Observers have warned that “a dark political calculation” may be behind these decisions, that the government may be trying to conquer the Islamist threat by dividing its political loyalties. It is possible that the government of Bangladesh, as part of its efforts to curb militancy, is trying to tame extremist groups by pursuing concessions that make it harder to frame the government as somehow “anti-Islam,” a charge used by political opponents.
Recent statements by Prime Minister Sheikh Hasina add to concerns that the government of Bangladesh may be pursuing a dangerous strategy of attempting to defuse Islamist extremism by making concessions to Islamists. At the National Imam Conference in Dhaka earlier this year, Hasina reiterated calls on Muslim scholars to help guide people away from militancy and terrorism – an important message. She then, however, went on to assure clerics that her government is working to spread Islam in Bangladesh, including by increasing the number of mosques and Islamic cultural centers funded by Saudi Arabia.

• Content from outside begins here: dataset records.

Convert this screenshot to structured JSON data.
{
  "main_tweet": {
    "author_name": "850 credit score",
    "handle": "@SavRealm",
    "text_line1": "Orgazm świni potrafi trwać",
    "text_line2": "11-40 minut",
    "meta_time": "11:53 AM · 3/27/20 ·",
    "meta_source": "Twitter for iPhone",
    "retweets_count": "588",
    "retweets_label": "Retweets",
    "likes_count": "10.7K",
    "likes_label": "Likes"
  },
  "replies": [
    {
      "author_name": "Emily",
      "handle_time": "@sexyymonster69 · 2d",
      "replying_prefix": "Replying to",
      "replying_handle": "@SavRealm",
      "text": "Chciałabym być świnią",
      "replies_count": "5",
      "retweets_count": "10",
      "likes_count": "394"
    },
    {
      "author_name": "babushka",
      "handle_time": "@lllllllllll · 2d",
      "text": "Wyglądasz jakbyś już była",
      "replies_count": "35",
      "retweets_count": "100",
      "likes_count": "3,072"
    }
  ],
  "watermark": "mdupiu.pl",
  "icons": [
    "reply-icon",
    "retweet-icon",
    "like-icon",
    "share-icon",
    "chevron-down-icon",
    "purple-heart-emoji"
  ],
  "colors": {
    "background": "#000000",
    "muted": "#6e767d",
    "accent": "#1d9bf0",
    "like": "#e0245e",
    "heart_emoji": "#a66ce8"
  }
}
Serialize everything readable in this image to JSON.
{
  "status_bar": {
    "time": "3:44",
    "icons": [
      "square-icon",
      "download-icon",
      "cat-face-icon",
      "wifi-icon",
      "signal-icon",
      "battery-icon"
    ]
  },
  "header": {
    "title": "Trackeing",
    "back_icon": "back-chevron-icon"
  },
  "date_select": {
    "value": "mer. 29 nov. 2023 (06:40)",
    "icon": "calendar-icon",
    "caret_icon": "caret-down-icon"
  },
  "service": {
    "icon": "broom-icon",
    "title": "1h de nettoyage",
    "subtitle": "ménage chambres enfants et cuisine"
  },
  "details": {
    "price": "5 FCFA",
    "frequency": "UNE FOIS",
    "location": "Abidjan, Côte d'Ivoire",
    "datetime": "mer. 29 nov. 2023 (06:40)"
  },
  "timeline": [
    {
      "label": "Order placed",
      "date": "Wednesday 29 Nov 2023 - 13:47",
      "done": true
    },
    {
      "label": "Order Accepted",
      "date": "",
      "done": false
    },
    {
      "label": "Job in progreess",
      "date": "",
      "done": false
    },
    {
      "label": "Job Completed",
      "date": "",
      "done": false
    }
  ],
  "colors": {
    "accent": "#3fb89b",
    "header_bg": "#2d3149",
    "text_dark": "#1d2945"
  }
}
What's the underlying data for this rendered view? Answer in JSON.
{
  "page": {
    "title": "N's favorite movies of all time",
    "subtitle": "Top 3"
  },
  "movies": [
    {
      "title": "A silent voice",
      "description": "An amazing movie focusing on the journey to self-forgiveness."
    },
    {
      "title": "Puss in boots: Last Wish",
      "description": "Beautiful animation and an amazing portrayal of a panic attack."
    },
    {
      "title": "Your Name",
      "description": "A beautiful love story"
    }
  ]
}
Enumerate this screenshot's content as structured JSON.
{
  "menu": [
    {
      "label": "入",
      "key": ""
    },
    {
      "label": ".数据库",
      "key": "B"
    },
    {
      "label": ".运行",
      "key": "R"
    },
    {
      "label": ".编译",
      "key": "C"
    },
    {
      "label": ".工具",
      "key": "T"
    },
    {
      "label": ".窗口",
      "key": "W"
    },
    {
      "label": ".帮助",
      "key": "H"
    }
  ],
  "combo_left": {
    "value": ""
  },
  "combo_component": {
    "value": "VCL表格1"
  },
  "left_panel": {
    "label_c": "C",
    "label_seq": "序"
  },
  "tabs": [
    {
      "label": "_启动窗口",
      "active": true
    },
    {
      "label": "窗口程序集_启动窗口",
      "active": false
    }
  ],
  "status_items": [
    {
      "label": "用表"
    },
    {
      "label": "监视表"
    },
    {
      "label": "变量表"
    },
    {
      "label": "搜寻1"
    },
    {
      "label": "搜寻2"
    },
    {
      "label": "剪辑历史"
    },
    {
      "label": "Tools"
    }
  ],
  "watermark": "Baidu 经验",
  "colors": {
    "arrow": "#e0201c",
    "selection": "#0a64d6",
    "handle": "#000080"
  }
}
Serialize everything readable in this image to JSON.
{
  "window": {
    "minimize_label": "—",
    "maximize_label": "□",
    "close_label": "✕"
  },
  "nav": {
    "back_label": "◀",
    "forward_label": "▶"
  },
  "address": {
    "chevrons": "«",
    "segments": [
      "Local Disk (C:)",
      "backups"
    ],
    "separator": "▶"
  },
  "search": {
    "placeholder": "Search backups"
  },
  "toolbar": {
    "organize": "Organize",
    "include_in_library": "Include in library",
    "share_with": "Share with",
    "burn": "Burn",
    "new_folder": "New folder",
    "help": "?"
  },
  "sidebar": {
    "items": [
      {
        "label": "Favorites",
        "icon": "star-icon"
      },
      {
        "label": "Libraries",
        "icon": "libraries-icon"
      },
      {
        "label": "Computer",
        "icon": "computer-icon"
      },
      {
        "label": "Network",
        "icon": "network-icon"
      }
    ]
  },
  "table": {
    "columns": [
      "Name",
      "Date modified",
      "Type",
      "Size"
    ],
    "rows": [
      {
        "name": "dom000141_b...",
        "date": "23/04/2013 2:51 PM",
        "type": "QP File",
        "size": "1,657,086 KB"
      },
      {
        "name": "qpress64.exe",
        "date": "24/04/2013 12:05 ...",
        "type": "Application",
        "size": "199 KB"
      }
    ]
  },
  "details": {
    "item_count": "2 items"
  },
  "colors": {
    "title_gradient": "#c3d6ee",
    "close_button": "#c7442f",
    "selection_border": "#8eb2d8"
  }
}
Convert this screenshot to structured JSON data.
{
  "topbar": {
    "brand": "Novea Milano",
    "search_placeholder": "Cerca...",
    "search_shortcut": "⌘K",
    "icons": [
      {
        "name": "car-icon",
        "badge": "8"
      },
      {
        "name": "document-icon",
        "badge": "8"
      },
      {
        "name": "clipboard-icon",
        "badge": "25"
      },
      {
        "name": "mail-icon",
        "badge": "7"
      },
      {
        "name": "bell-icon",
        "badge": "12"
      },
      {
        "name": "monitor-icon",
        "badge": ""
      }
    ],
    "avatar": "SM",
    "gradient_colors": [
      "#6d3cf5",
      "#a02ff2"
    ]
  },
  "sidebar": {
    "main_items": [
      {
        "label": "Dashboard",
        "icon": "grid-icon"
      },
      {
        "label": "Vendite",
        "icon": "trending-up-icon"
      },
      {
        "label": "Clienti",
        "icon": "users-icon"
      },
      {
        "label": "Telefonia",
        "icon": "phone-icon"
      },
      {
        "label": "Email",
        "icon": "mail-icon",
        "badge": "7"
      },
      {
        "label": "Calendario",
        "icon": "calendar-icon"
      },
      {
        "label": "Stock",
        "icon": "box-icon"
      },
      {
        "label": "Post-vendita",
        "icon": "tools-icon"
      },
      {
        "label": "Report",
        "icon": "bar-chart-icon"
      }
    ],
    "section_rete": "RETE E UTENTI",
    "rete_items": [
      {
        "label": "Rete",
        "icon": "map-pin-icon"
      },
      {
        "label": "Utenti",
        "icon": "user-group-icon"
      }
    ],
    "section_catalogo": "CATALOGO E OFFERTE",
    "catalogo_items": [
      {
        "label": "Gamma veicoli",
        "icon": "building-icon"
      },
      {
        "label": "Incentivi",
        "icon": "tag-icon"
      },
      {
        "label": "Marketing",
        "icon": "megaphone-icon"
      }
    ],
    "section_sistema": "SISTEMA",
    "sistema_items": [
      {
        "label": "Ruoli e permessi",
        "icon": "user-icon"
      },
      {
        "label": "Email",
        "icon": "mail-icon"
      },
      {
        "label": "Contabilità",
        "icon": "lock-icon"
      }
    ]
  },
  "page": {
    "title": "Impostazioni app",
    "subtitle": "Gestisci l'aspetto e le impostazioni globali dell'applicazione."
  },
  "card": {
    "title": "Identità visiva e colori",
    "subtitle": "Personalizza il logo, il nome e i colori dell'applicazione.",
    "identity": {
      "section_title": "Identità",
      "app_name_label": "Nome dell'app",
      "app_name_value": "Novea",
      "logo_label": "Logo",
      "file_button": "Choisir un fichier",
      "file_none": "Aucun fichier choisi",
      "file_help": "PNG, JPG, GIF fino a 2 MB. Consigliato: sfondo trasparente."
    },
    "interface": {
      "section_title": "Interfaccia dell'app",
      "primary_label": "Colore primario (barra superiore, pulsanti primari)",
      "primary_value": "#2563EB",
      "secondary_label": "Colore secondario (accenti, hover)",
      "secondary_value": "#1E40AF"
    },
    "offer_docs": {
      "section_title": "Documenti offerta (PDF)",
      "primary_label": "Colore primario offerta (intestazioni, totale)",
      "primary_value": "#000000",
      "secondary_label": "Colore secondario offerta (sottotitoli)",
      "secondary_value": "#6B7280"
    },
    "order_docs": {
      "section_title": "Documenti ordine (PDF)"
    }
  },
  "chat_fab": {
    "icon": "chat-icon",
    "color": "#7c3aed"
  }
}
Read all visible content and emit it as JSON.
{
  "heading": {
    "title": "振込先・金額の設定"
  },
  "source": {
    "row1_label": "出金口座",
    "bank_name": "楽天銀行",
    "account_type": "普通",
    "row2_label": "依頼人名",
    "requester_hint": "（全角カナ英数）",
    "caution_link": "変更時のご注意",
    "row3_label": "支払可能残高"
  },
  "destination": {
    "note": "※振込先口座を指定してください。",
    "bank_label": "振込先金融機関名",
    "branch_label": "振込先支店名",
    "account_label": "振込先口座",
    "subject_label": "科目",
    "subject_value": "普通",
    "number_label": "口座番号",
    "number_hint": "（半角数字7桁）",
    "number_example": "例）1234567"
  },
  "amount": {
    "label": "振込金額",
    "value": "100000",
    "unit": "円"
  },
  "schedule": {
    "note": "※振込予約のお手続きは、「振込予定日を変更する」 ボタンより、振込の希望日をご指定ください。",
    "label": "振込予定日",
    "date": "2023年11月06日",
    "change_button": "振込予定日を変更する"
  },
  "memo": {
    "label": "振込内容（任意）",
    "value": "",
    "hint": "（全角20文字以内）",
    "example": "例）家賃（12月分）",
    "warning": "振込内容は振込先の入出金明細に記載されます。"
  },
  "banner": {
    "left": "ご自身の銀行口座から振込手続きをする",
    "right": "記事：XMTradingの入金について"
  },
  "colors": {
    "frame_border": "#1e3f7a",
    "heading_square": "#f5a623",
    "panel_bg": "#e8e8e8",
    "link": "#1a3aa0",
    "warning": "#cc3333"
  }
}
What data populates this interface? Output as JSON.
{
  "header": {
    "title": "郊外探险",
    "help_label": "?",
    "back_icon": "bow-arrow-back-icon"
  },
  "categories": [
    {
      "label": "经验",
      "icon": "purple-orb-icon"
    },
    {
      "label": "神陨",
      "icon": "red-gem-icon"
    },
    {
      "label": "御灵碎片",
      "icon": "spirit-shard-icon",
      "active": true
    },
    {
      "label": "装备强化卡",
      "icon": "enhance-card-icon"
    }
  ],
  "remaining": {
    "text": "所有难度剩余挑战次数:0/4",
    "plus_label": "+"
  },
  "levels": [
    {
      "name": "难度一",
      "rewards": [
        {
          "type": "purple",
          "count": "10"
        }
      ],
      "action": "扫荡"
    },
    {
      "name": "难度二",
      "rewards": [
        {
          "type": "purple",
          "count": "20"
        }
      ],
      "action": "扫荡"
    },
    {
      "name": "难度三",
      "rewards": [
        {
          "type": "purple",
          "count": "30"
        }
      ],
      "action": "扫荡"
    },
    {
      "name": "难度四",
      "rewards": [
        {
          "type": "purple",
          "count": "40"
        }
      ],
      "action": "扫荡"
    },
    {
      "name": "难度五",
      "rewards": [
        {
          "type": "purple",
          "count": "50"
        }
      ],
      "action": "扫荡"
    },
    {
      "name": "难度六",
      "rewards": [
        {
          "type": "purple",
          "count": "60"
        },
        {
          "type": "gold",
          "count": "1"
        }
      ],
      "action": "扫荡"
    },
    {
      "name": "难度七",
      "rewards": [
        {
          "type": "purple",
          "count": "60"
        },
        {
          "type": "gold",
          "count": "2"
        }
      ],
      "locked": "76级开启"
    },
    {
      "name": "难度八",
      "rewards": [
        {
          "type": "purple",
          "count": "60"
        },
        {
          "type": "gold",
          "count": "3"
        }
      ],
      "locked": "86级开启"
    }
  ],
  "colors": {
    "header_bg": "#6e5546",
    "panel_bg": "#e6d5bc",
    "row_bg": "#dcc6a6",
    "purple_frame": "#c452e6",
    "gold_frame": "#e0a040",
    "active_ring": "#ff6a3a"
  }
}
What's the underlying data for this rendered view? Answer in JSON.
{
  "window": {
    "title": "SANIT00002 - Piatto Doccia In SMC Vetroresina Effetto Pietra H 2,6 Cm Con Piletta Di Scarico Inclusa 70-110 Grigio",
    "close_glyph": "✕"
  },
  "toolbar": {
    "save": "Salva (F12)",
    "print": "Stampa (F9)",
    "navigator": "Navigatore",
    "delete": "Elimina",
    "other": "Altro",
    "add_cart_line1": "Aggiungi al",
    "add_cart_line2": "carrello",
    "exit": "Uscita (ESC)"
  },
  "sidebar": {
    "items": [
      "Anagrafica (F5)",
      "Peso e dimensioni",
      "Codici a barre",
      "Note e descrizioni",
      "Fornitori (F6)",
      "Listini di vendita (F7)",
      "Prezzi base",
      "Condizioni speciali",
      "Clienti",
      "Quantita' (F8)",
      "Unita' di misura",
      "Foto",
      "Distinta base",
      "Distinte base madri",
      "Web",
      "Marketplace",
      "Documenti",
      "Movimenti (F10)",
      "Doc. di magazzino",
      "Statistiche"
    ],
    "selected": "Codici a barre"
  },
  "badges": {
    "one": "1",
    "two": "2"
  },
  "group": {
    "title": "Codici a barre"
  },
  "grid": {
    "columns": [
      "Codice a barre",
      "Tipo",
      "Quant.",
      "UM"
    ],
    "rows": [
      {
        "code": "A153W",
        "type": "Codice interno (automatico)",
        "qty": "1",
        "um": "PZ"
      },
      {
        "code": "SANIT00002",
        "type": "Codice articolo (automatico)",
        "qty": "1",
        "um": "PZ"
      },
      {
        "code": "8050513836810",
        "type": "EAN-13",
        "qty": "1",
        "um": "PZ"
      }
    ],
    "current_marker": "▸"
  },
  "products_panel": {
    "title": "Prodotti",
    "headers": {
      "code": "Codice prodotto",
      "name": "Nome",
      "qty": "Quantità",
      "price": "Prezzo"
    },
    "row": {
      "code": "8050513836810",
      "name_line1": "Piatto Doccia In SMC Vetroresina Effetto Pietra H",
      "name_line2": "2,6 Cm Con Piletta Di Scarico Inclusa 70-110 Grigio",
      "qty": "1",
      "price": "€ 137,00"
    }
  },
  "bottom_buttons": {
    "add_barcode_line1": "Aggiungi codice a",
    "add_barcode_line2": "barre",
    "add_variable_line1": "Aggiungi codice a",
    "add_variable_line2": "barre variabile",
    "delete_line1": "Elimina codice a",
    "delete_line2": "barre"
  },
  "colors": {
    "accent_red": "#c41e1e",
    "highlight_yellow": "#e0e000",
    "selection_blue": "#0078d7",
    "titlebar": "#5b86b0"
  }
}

State support, even tacit, for religious extremists is a proven failure in combating militancy and preserving religious liberty. In Pakistan, the vision of founding father Muhammad Ali Jinnah in which “Hindus would cease to be Hindus, and Muslims would cease to be Muslims, not in the religious sense, because that is the personal faith of each individual, but in the political sense as citizens of the State,” has all but vanished. Egypt has been a case study in the dangers of appeasing Islamists: Secular President Abdel Fattah al-Sisi has tried to use religion to defang Islamist opponents, only to see the strategy breathe new life into the Muslim Brotherhood. Most recently, Turkey has experienced a growing threat from religious extremists following a weakening of secular reforms in the country under President Tayyip Erdogan.
Husain Haqqani, director for South and Central Asia at the Hudson Institute and an authority on Islamism, explained the futility of trying to moderate Islamists by encouraging their participation in politics in a 2013 article for The Journal of Democracy:
“Some Western commentators have expressed the hope that Islamists might be content with dispensing patronage to their supporters and providing relatively just and decent governance. But this optimism is misplaced. It is unlikely that Islamists can avoid pressure from their ideological core to push for a greater role for Islam in the public sphere.”
Groups like Hefazat-e-Islam and Jamaat-e-Islami are founded on the expressed goal of replacing secular democracy with an Islamist theocracy. The misguided belief that these organizations can “moderate” if given more power ignores this crucial fact.
Bangladesh is already over 86 percent Muslim, with the number of non-Muslims shrinking as Hindus leave out of concern for their safety. It is unclear whether the government realizes the inherent danger involved in its efforts to pacify Islamists. Combating militancy by empowering Islamist groups and endorsing their proselytization, even passively, risks making the country’s problems with religious extremism worse, not better.
Political strategies that involve appeasing Islamist groups have proven failures where they have been tried elsewhere, and Bangladesh risks further weakening its already vulnerable secular identity by pursuing similar efforts. As Bangladesh’s Independence Day approaches, the country’s political leaders should reflect on the secular principles on which the country was founded, and abandon misguided strategies that threaten to normalize the very religious extremism they seek to defeat.
Seth Oldmixon is president of Oldmixon Group, a public affairs firm, and the founder of Liberty South Asia, a privately funded campaign dedicated to religious freedom and political pluralism in South Asia.